In its response, SuperSport acknowledged that it had parted ways with Lanning, but suggested that the decision was mutual.
"SuperSport regrets that Andrew Lanning, while attending a commentary workshop at SuperSport on Wednesday (February 23), chose to tweet regarding various confidential matters pertaining to both SuperSport and SA Rugby.
"As this is contrary to company policy, Andrew was admonished for his conduct. In response to this, Andrew expressed the opinion that SuperSport was conducting itself in a childish manner and proposed that he part ways with SuperSport. SuperSport, in the circumstances, accepted Andrew's suggestion to part ways," SuperSport communications manager Clinton van der Berg told News24 in an e-mailed statement.
Lanning though, is unrepentant and said that companies are "nervous" about social media.
"SuperSport panders to the needs of SA Rugby and rights owners. They are nervous about social media and out of touch with their viewers. SA Rugby treads very carefully; they try to ban it instead of trying to make it work for them."
Social media has become a hot topic in sport after England threatened to ban its players from using Facebook and Twitter. It later followed Australia's lead in allowing players to use social networks.

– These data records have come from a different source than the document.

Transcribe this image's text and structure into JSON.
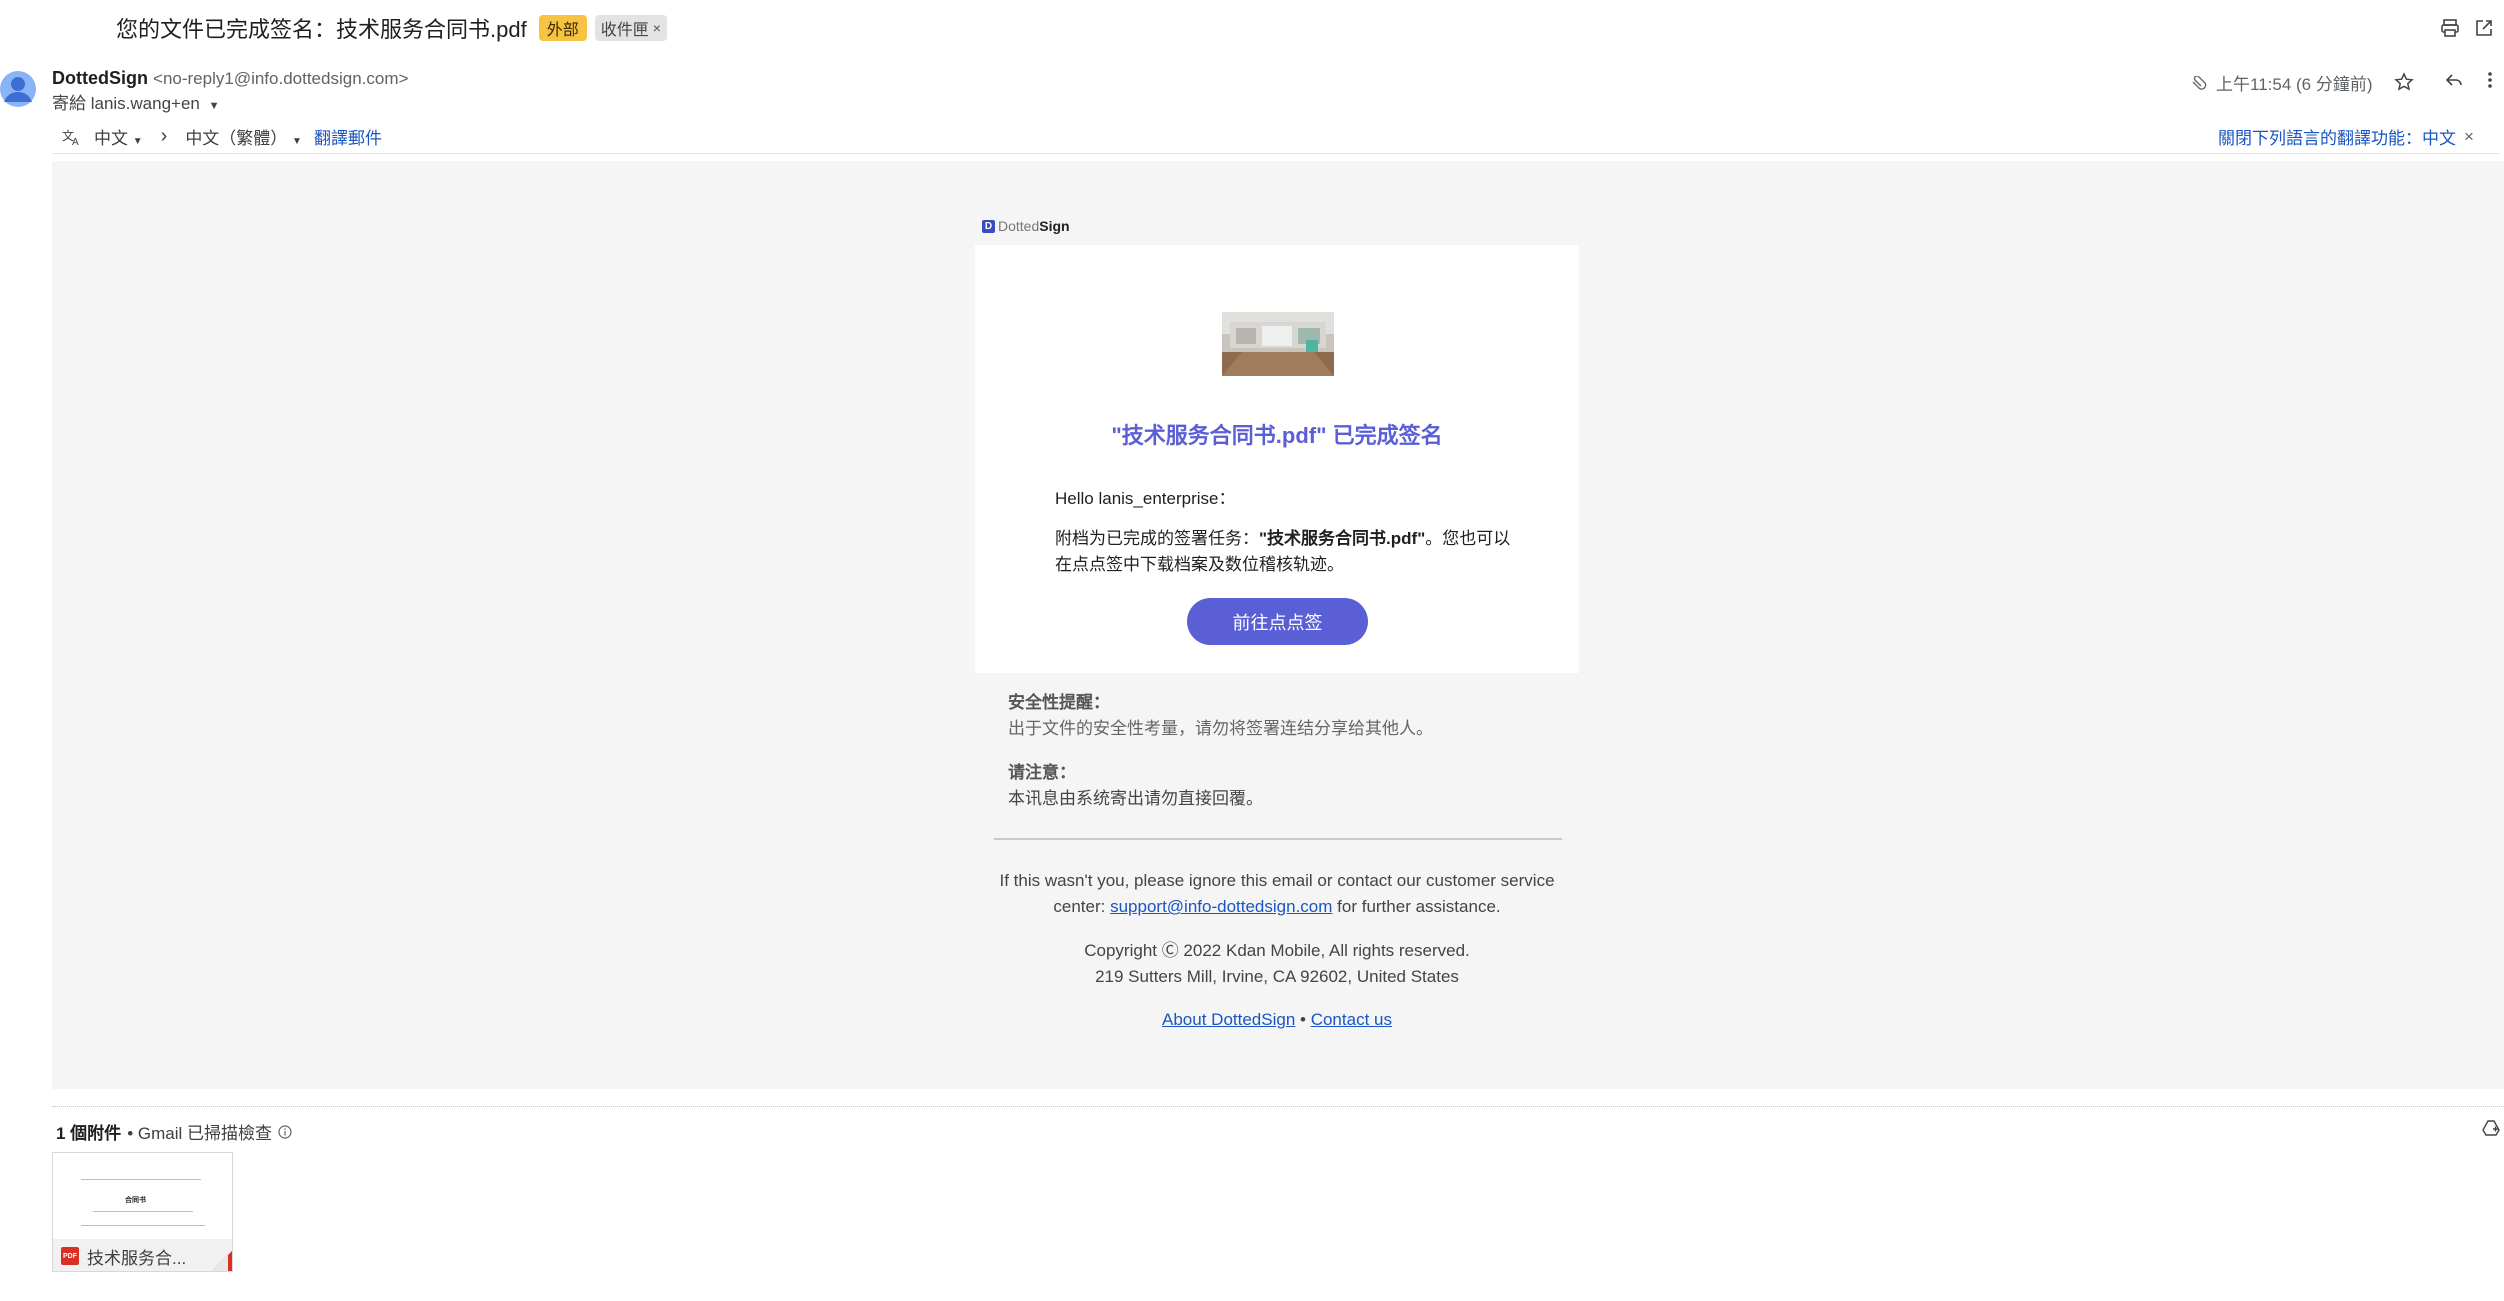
{
  "header": {
    "subject": "您的文件已完成签名：技术服务合同书.pdf",
    "tags": {
      "external": "外部",
      "inbox": "收件匣",
      "inbox_remove": "×"
    }
  },
  "message": {
    "sender_name": "DottedSign",
    "sender_email": "<no-reply1@info.dottedsign.com>",
    "to_line": "寄給 lanis.wang+en",
    "time": "上午11:54 (6 分鐘前)"
  },
  "translate_bar": {
    "from_lang": "中文",
    "to_lang": "中文（繁體）",
    "translate_link": "翻譯郵件",
    "disable_link": "關閉下列語言的翻譯功能：中文",
    "close": "×"
  },
  "email": {
    "logo_dotted": "Dotted",
    "logo_sign": "Sign",
    "title": "\"技术服务合同书.pdf\" 已完成签名",
    "greeting": "Hello lanis_enterprise：",
    "para_prefix": "附档为已完成的签署任务：",
    "para_file": "\"技术服务合同书.pdf\"",
    "para_suffix": "。您也可以在点点签中下载档案及数位稽核轨迹。",
    "cta": "前往点点签",
    "security_title": "安全性提醒：",
    "security_text": "出于文件的安全性考量，请勿将签署连结分享给其他人。",
    "notice_title": "请注意：",
    "notice_text": "本讯息由系统寄出请勿直接回覆。",
    "footer_line1": "If this wasn't you, please ignore this email or contact our customer service center:",
    "support_email": "support@info-dottedsign.com",
    "footer_line1_end": "for further assistance.",
    "copyright": "Copyright Ⓒ 2022 Kdan Mobile, All rights reserved.",
    "address": "219 Sutters Mill, Irvine, CA 92602, United States",
    "about_link": "About DottedSign",
    "link_sep": "•",
    "contact_link": "Contact us"
  },
  "attachments": {
    "count_label": "1 個附件",
    "scan_label": "• Gmail 已掃描檢查",
    "file_name": "技术服务合...",
    "file_type": "PDF"
  },
  "colors": {
    "accent": "#5a5fd6",
    "link": "#1a55c4",
    "external_tag": "#f6c342"
  }
}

Recent incidents raise the debate once more on whether what is said on social networks can be used against employees.
In 2010, CNN fired senior editor Octavia Nasr for a tweet that said she respected a Lebanese Shi'ite cleric Grand Ayatollah Mohammed Hussein Fadlallah, branded a terrorist by the US.
Stuart MacLennan, candidate for the Scottish constituency of Moray was fired by the British Labour party for profanity-laced tweets about Labour and opposition politicians.
More recently, members of Britain's lower house of parliament were banned from using Twitter while sitting in the chamber after Labour MP Kevin Brennan complained during a debate that Julian Huppert of the Liberal Democrat party, which is part of the governing coalition, was tweeting.
Lanning though feels that there are more avenues to be expressive and said that South Africans are tired of organisations "patronising" them.
"I think people are tired of been spoken down to and I really enjoyed commentary, but there are other ways to express yourself. It should be about rugby. People want honest opinion."